Sorry, Janet Yellen, We Can’t Spend Our Way to Prosperity
Norbert Michel /
In spite of aggressive expansionary Federal Reserve policies and several rounds of fiscal stimulus since 2007, the U.S. economy has yet to take off. Nonetheless, some officials are refusing to give up and even explaining to the public exactly how these Keynesian stimulus policies will (eventually) work. In a Time interview to be released on January 20, new Fed chief Janet Yellen explains:
Our policy is aimed at holding down long-term interest rates, which supports the recovery by encouraging spending. And part of the [economic stimulus] comes through higher house and stock prices, which causes people with homes and stocks to spend more, which causes jobs to be created throughout the economy and income to go up throughout the economy.

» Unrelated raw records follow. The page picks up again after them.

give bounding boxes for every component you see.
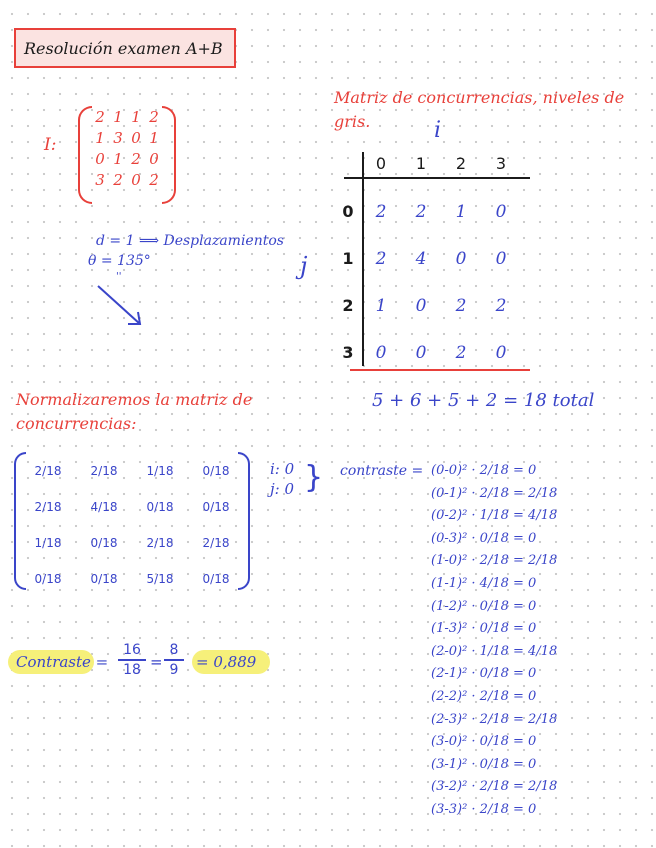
normalized-cell: 2/18 [202, 536, 230, 550]
table-vertical-line [362, 152, 364, 366]
table-cell: 0 [455, 249, 467, 269]
result-num-2: 8 [169, 642, 179, 658]
contrast-term: (0-1)² · 2/18 = 2/18 [431, 485, 558, 501]
contrast-term: (2-3)² · 2/18 = 2/18 [431, 711, 558, 727]
normalized-cell: 0/18 [90, 536, 118, 550]
table-cell: 2 [455, 296, 467, 316]
normalize-heading-2: concurrencias: [16, 414, 137, 433]
equals-sign: = [150, 653, 163, 671]
table-cell: 1 [455, 202, 467, 222]
table-cell: 2 [415, 202, 427, 222]
contrast-term: (3-1)² · 0/18 = 0 [431, 756, 537, 772]
matrix-cell: 0 [131, 171, 141, 189]
contrast-label: contraste = [340, 463, 424, 479]
normalized-cell: 2/18 [34, 500, 62, 514]
result-value: = 0,889 [196, 653, 257, 671]
table-row-label: 3 [342, 343, 354, 362]
tick-mark: '' [116, 271, 122, 282]
result-den-1: 18 [123, 662, 141, 678]
result-fraction-1 [118, 642, 146, 678]
matrix-cell: 1 [95, 129, 105, 147]
index-j: j: 0 [270, 480, 295, 498]
contrast-term: (1-3)² · 0/18 = 0 [431, 621, 537, 637]
contrast-term: (2-2)² · 2/18 = 0 [431, 689, 537, 704]
normalized-cell: 5/18 [146, 572, 174, 586]
fraction-bar-1 [118, 659, 146, 661]
table-header-cell: 1 [415, 154, 427, 173]
matrix-cell: 0 [131, 129, 141, 147]
normalized-cell: 1/18 [34, 536, 62, 550]
index-brace: } [304, 460, 324, 495]
normalized-cell: 0/18 [90, 572, 118, 586]
page-title: Resolución examen A+B [24, 39, 223, 58]
matrix-cell: 2 [95, 108, 105, 126]
normalized-cell: 2/18 [34, 464, 62, 478]
norm-left-paren [14, 452, 26, 590]
normalized-cell: 0/18 [202, 500, 230, 514]
matrix-cell: 2 [149, 171, 159, 189]
table-cell: 0 [495, 343, 507, 363]
contrast-term: (0-0)² · 2/18 = 0 [431, 463, 537, 478]
sum-line: 5 + 6 + 5 + 2 = 18 total [372, 390, 595, 411]
matrix-cell: 0 [149, 150, 159, 168]
normalized-cell: 0/18 [202, 464, 230, 478]
normalized-cell: 2/18 [146, 536, 174, 550]
table-cell: 2 [375, 202, 387, 222]
table-row-label: 0 [342, 202, 354, 221]
concurrence-heading-2: gris. [334, 112, 371, 131]
matrix-cell: 1 [113, 108, 123, 126]
contrast-term: (2-0)² · 1/18 = 4/18 [431, 643, 558, 659]
table-row-label: 1 [342, 249, 354, 268]
matrix-label: I: [44, 135, 57, 155]
table-header-line [344, 177, 530, 179]
result-label: Contraste = [16, 653, 109, 671]
result-num-1: 16 [123, 642, 141, 658]
table-bottom-line [350, 369, 530, 371]
matrix-cell: 1 [131, 108, 141, 126]
matrix-cell: 2 [149, 108, 159, 126]
table-cell: 4 [415, 249, 427, 269]
matrix-cell: 2 [131, 150, 141, 168]
index-i: i: 0 [270, 460, 295, 478]
contrast-term: (3-0)² · 0/18 = 0 [431, 734, 537, 750]
table-header-cell: 3 [495, 154, 507, 173]
matrix-cell: 1 [149, 129, 159, 147]
table-cell: 2 [495, 296, 507, 316]
row-axis-label: j [300, 252, 308, 280]
matrix-left-paren [78, 106, 92, 204]
table-header-cell: 2 [455, 154, 467, 173]
normalized-cell: 2/18 [90, 464, 118, 478]
contrast-term: (0-2)² · 1/18 = 4/18 [431, 508, 558, 524]
contrast-term: (3-3)² · 2/18 = 0 [431, 802, 537, 817]
table-cell: 0 [495, 249, 507, 269]
norm-right-paren [238, 452, 250, 590]
normalized-cell: 0/18 [34, 572, 62, 586]
concurrence-heading-1: Matriz de concurrencias, niveles de [334, 88, 625, 107]
matrix-cell: 2 [113, 171, 123, 189]
distance-text: d = 1 ⟹ Desplazamientos [96, 233, 284, 249]
table-cell: 2 [375, 249, 387, 269]
contrast-term: (1-1)² · 4/18 = 0 [431, 576, 537, 591]
table-cell: 2 [455, 343, 467, 363]
direction-arrow-icon [92, 282, 152, 332]
matrix-right-paren [162, 106, 176, 204]
table-cell: 0 [415, 343, 427, 363]
title-box [14, 28, 236, 68]
matrix-cell: 1 [113, 150, 123, 168]
normalize-heading-1: Normalizaremos la matriz de [16, 390, 253, 409]
contrast-term: (1-0)² · 2/18 = 2/18 [431, 553, 558, 569]
table-cell: 0 [495, 202, 507, 222]
normalized-cell: 0/18 [146, 500, 174, 514]
table-row-label: 2 [342, 296, 354, 315]
col-axis-label: i [434, 118, 442, 143]
matrix-cell: 3 [113, 129, 123, 147]
contrast-term: (3-2)² · 2/18 = 2/18 [431, 779, 558, 795]
table-cell: 1 [375, 296, 387, 316]
normalized-cell: 0/18 [202, 572, 230, 586]
result-den-2: 9 [169, 662, 179, 678]
result-fraction-2 [164, 642, 184, 678]
normalized-cell: 4/18 [90, 500, 118, 514]
table-header-cell: 0 [375, 154, 387, 173]
angle-text: θ = 135° [88, 253, 151, 269]
contrast-term: (2-1)² · 0/18 = 0 [431, 666, 537, 682]
contrast-term: (1-2)² · 0/18 = 0 [431, 598, 537, 614]
normalized-cell: 1/18 [146, 464, 174, 478]
contrast-term: (0-3)² · 0/18 = 0 [431, 530, 537, 546]
matrix-cell: 3 [95, 171, 105, 189]
matrix-cell: 0 [95, 150, 105, 168]
table-cell: 0 [415, 296, 427, 316]
table-cell: 0 [375, 343, 387, 363]
fraction-bar-2 [164, 659, 184, 661]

Lowering interest rates is supposed to induce people to spend instead of save. Then, as home and stock market values rise, we are supposed to get the Keynesian wealth effect—people feel wealthier, so they spend more money. Anyone who wants to save money to build their wealth will just have to wait until the economy recovers. Of course, according to this logic, the economy will slow down when people stop spending, but that’s in the long run, so ignore that.
But this is the wrong approach. The idea that saving is bad is flat wrong—and policies designed to kill saving do more harm than good. The fact that the Federal Reserve has been unable to get the economy to take off after six years of expansionary monetary policy—against a backdrop of virtually unprecedented expansionary fiscal policy—should be all the proof anyone needs.
Consumption and saving should be determined by the market, not by arbitrary government decisions. The notion that some policymakers know exactly what these measures should be in the aggregate is just as ridiculous as the idea that we can spend our way to prosperity without producing goods and services that people value.